Here's how the Webster's Millennium™ Dictionary of English (Lexico Publishing Group, 2003) defines bottleneck:
n: a narrowing that reduces the flow through a channel \[syn: constriction\] v 1: slow down or impede by creating an obstruction; "His laziness has bottlenecked our efforts to reform the system" 2: become narrow, like a bottleneck; "Right by the bridge, the road bottlenecks"
This definition is understandable and hints at the origin of the term (referring to the narrow part of a jar or bottle) but is most useful to us if we note what it doesn't say as well as what it does say:
"reduces the flow," not "ceases the flow"
"slow down or impede by creating an obstruction," not "stop by creating an obstruction"
"become narrow," not "become impassable"
The reason this is important is that it's the basis for the distinction between a performance bottleneck and a performance-related failure that we'll explore below. I summarize that point as ...
Scott's first rule of bottlenecks: A bottleneck is a slowdown, not a stoppage. A stoppage is a failure.
Something else the dictionary definition doesn't mention that will become relevant to us is load or volume. The fact that the definition above says nothing about the cause of a bottleneck suggests that it shouldn't be assumed that a bottleneck exists only under load or volume. In my experience, most folks assume that bottlenecks don't exist unless a certain "trigger load" is applied to a system. This is both contrary to the definition of bottleneck and often untrue when applied to software systems, thus bringing us to ...
Scott's second rule of bottlenecks: Bottlenecks don't only exist under load.
Next let's take a look at bottlenecks from a hydrodynamics perspective. I have a BS degree in civil engineering, which means that I took roughly 16 credits of hydraulics and hydrodynamics in college long before I became a performance test engineer. What I've realized since then is that a useful comparison can be made, at least conceptually, between the flow of water through a pipe system and the flow of activity through a software system.
Figure 1 shows the simplest possible version of a bottleneck in a pipe (you may notice that at first glance, the drawing resembles a bottle). Without getting into complex formulas, you can see that more water can flow through the section of pipe on the left than on the right, given a constant pressure, over time. The arrows in this diagram depict velocity, or the speed that the water is actually moving through the pipe; the shorter the arrow, the slower the flow of water.
|
| Figure 1: A simple pipe bottleneck |
What you see here is that the water moves faster through the narrower section of pipe. This concept seems counterintuitive to most people at first, but the explanation is really rather simple. For the same total volume of water to move through a narrower section of pipe, that water has to move faster to make room for the water in the wider section of the pipe. This is a classic example of a queue.
To illustrate the concept of a queue, think now of that pipe holding sand instead of water. Each grain of sand in the wider part of the pipe must stop and wait for an opening in the narrower section of the pipe, and thus moves very slowly until it reaches the "release point," roughly where the narrower section of the pipe begins. Once it reaches the release point, that grain of sand starts moving much faster. That "stop and wait" period is a queue. The bottleneck is the cause of the queue; it's not the queue itself. What's important to note here is that the place where the pipe narrows is the bottleneck, but the sand (or water) actually moves most slowly right before the pipe begins to narrow. This brings us to ...
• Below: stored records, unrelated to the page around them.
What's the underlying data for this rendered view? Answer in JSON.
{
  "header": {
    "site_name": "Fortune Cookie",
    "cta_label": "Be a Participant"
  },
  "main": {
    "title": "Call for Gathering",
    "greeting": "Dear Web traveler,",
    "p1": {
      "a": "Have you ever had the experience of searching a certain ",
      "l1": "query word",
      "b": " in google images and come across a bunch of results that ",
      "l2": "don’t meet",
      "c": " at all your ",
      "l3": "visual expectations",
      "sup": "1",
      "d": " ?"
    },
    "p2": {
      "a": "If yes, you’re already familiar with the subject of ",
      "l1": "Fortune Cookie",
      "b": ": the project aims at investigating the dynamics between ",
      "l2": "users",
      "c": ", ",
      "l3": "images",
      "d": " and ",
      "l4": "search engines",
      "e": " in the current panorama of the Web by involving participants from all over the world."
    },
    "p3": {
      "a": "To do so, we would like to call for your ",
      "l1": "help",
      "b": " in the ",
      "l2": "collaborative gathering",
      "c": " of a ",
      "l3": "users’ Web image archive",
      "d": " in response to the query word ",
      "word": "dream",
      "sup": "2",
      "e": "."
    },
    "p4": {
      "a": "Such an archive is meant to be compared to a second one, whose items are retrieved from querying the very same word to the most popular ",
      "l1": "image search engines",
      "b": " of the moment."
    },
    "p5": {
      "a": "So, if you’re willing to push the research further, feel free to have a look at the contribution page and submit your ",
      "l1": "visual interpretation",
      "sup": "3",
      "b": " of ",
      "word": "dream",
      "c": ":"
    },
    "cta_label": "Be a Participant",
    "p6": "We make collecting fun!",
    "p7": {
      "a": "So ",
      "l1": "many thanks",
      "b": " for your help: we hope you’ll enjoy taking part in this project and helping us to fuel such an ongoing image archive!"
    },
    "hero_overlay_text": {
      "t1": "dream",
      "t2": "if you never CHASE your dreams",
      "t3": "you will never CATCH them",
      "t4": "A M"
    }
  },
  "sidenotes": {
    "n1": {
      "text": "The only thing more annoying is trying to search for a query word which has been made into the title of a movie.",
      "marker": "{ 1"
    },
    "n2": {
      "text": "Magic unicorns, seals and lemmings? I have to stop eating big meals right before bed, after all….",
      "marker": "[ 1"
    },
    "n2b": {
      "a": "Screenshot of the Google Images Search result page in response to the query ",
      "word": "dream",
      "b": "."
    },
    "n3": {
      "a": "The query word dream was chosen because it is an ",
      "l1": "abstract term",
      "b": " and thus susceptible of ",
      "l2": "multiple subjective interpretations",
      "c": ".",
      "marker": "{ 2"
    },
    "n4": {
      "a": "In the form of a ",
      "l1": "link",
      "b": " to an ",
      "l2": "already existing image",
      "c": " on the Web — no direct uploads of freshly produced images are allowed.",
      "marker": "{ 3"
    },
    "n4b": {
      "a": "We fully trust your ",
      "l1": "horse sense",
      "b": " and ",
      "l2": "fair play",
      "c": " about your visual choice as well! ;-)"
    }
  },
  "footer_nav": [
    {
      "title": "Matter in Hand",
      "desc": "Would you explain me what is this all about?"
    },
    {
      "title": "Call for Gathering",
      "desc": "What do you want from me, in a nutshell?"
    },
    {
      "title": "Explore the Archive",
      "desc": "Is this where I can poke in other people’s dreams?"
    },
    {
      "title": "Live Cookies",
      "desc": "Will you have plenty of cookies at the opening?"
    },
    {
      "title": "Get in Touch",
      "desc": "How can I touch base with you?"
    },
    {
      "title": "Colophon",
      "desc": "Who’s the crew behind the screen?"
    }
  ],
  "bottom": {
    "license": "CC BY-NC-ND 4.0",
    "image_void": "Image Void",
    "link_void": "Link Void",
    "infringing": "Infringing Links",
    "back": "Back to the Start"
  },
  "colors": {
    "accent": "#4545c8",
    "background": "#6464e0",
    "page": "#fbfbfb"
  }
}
Scott's third rule of bottlenecks: The symptoms of the bottleneck are (virtually) never observed at the actual location of the bottleneck.
In hydraulics, there's another useful concept: the "critical" bottleneck, defined as the one bottleneck that unless resolved will dictate the flow characteristics of a system. In Figure 2, you can see three sets of obstacles restricting the flow of water through the pipe. It's easy to see that obstacle 2 is restricting the flow the most. In this case obstacle 2 is the critical bottleneck, meaning that removing obstacles 1 and 3 won't actually improve the flow of water through the pipe.
|
| Figure 2: Multiple bottlenecks |
More simply put ...
Scott's fourth rule of bottlenecks: The critical bottleneck is the one bottleneck along a particular user path the removal of which will improve both performance and the ability to find other bottlenecks.
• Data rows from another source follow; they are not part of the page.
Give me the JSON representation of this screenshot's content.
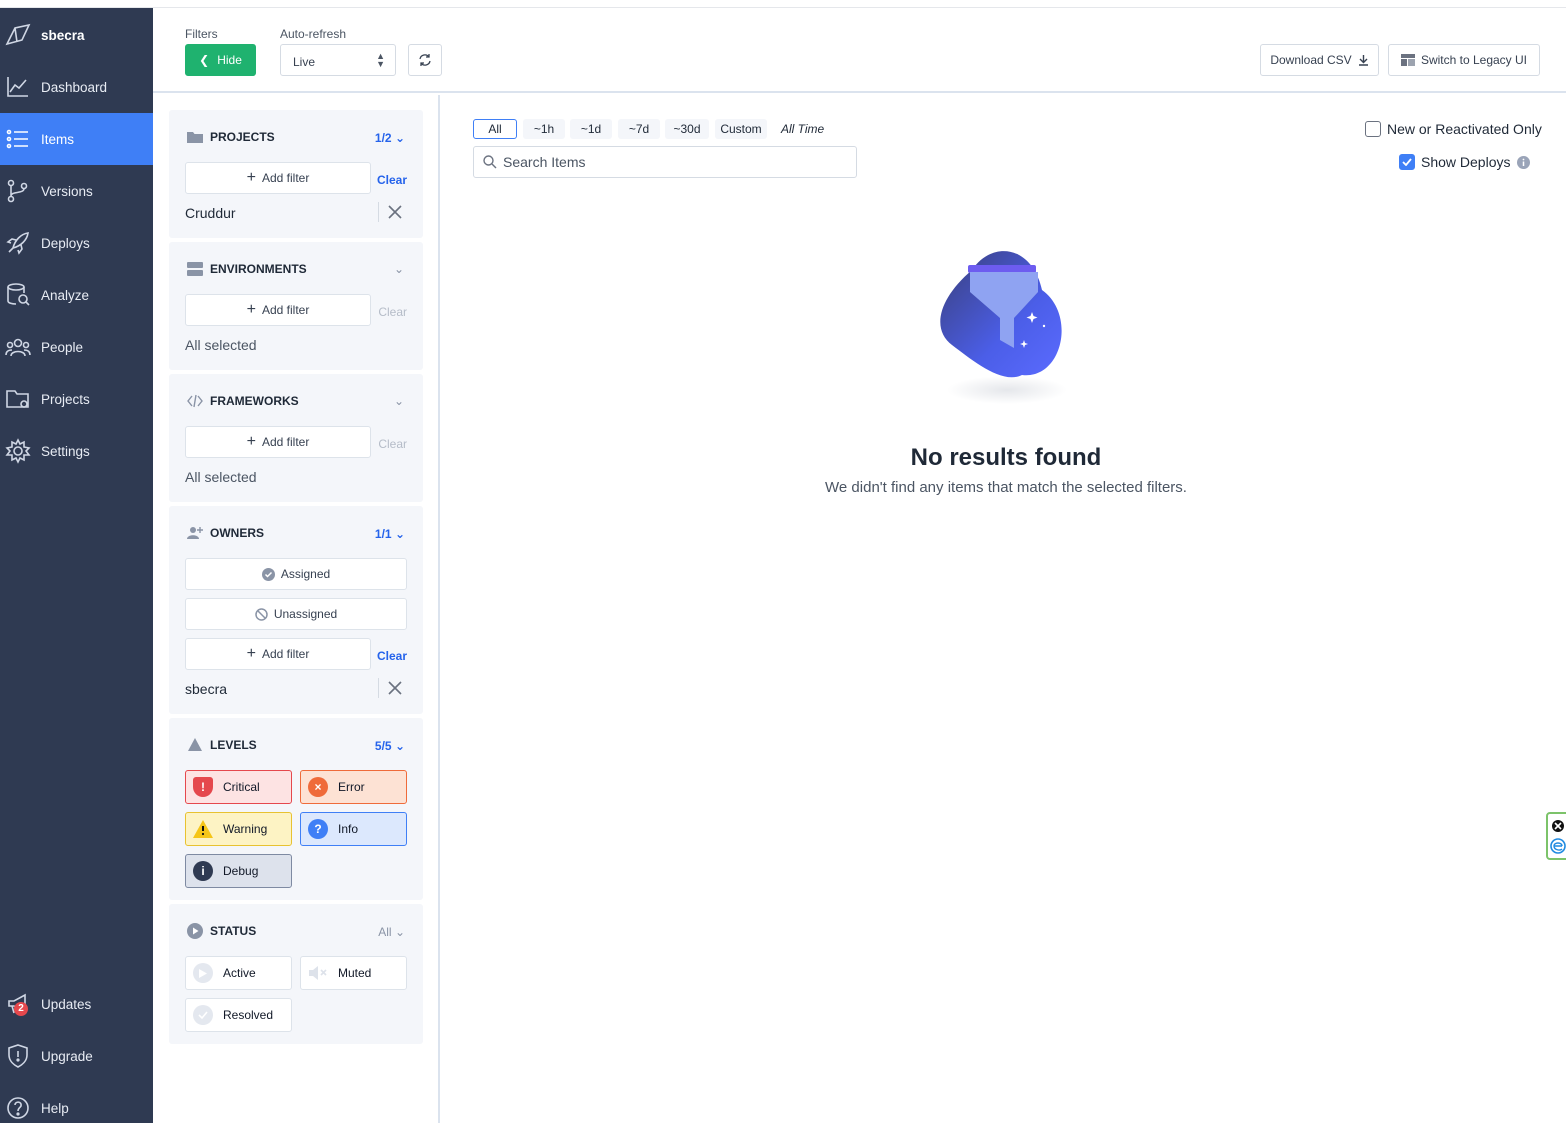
{
  "brand": {
    "name": "sbecra"
  },
  "sidebar": {
    "items": [
      {
        "label": "Dashboard"
      },
      {
        "label": "Items"
      },
      {
        "label": "Versions"
      },
      {
        "label": "Deploys"
      },
      {
        "label": "Analyze"
      },
      {
        "label": "People"
      },
      {
        "label": "Projects"
      },
      {
        "label": "Settings"
      }
    ],
    "bottom": [
      {
        "label": "Updates",
        "badge": "2"
      },
      {
        "label": "Upgrade"
      },
      {
        "label": "Help"
      }
    ]
  },
  "header": {
    "filters_label": "Filters",
    "hide_button": "Hide",
    "autorefresh_label": "Auto-refresh",
    "autorefresh_value": "Live",
    "download_csv": "Download CSV",
    "switch_legacy": "Switch to Legacy UI"
  },
  "filters": {
    "projects": {
      "title": "PROJECTS",
      "count": "1/2",
      "add": "Add filter",
      "clear": "Clear",
      "selected": "Cruddur"
    },
    "environments": {
      "title": "ENVIRONMENTS",
      "add": "Add filter",
      "clear": "Clear",
      "selected": "All selected"
    },
    "frameworks": {
      "title": "FRAMEWORKS",
      "add": "Add filter",
      "clear": "Clear",
      "selected": "All selected"
    },
    "owners": {
      "title": "OWNERS",
      "count": "1/1",
      "assigned": "Assigned",
      "unassigned": "Unassigned",
      "add": "Add filter",
      "clear": "Clear",
      "selected": "sbecra"
    },
    "levels": {
      "title": "LEVELS",
      "count": "5/5",
      "critical": "Critical",
      "error": "Error",
      "warning": "Warning",
      "info": "Info",
      "debug": "Debug"
    },
    "status": {
      "title": "STATUS",
      "count": "All",
      "active": "Active",
      "muted": "Muted",
      "resolved": "Resolved"
    }
  },
  "main": {
    "time_tabs": [
      "All",
      "~1h",
      "~1d",
      "~7d",
      "~30d",
      "Custom"
    ],
    "time_range": "All Time",
    "search_placeholder": "Search Items",
    "new_reactivated": "New or Reactivated Only",
    "show_deploys": "Show Deploys",
    "empty_title": "No results found",
    "empty_subtitle": "We didn't find any items that match the selected filters."
  },
  "colors": {
    "sidebar": "#2f3a52",
    "active": "#3f7ff6",
    "green": "#1fb26f",
    "link": "#2563eb"
  }
}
Exploring critical bottlenecks introduces us to the concept of multiple paths through a system. When you extend a system beyond a single pipe into a closed system, you often add alternate paths through that system. Figure 3 is an example of a closed hydraulics system.
|
| Figure 3: A closed hydraulics system |
The difficulty of detecting bottlenecks in a system increases nearly exponentially with the number of possible paths through that system. Glancing at Figure 3, you can see that if there were a bottleneck in the pipe on the right side, the water could flow through the pipe in the center instead. This could lead to the appearance of a bottleneck in the center pipe, even though the bottleneck isn't there (see the third rule). Thus, it's important to remember ...
Scott's fifth rule of bottlenecks: If you have multiple paths through a system and think there's a bottleneck, you should isolate each path and evaluate it separately.
In the system depicted in Figure 3, you can see some items other than pipes -- pumps, valves, and a reservoir. If you think of the pipes as your network and the other items as your hardware (Web server, routers, and so forth), you quickly come up with ...
Scott's sixth rule of bottlenecks: The bottleneck is more likely to be found in the hardware than in the network, but the network is easier to check.
The analogy between a closed hydraulics system and a Web-based application can actually go a lot further, but I think that's enough for now.
When people started using the term bottleneck, the concept of software hadn't even been invented. That fact alone should make us realize that the term probably has a special meaning when applied to software. Often the term bottleneck is used to refer to anything perceived to be slow in a software system, but this use of the term is imprecise and should be avoided. For instance, suppose one page on a Web site has several large graphic images on it. When a user loads this page, it may take a long time. But unless downloading the graphics causes some other activity in the system to slow down, it's not a bottleneck; it's just a slow page, or what I call a "slow spot."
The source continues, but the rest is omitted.